With the need for cheaper energy to boost the manufacturing sector, the Head of State outlined Guyana’s energy generation potential and called for investments in solar and wind energy, biomass and hydropower.
“We can generate electricity from about 100 sites… We have huge savannahs and the sunlight is sufficient to generate electricity in many of our hinterland communities… We are the largest CARICOM [Caribbean Community] sugar producer up to the present time and although there have been uncertainties in market in the European Union, we still have a viable sugar industry, which can generate enough biomass to produce energy,” he said.
Even as the administration works to steadily improve Guyana’s reputation as an attractive investment destination, President Granger told those gathered that progress is already being made, with regard to the legal and regulatory environment.
This, he said, combined with the fact that Guyana, the only English-speaking country on the continent of South America, has a similar common law, parliamentary system and institutional infrastructure that can be found in other Commonwealth countries means that there would be some ease of doing business for companies from those parts of the world.
“We can assure that your profits can be repatriated. We can assure you that our legal system, our Judiciary, our Ombudsman, our Auditor General, our elections are all entirely in consonance with what is required in Western Europe and the Commonwealth.

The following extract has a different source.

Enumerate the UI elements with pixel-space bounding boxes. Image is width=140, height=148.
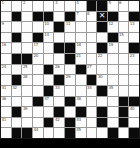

“Only last year we had our Local Government Elections, which under the previous administration had been suspended for nearly two decades. When the elections were held, we created three new towns. The urbanisation of our hinterland is proceeding apace. ,” he said.
Supporting this point, Minister Greenidge said that prior to the 2015 elections, there were serious concerns that the device for setting rules and for allocating resources in the various sectors were less than transparent and that there were instances of discrimination, as a result of a number of factors including corruption.
“This is something that the current Government has been mandated to address… regulations have been changed, laws have been amended in a wide range of ways, including in relation to money laundering and funding of terrorism, legislation pertaining to the mining sector and the updating of legislation in relation to forestry and the like,” he said.
From the foreign policy point of view, the President spoke of the various regional and international bodies with which Guyana is affiliated.
There are the Union of South American States (UNASUR), the Organisation of American States, CARICOM, Common Market of the South (MERCOSUR), Community of Latin American and Caribbean States (CELAC) and the United Nations.
He also updated the gathering on the Guyana-Venezuela border controversy and assured investors that the matter is on its way to being resolved.
The Head of State met with Queen Elizabeth II yesterday, at Windsor Castle.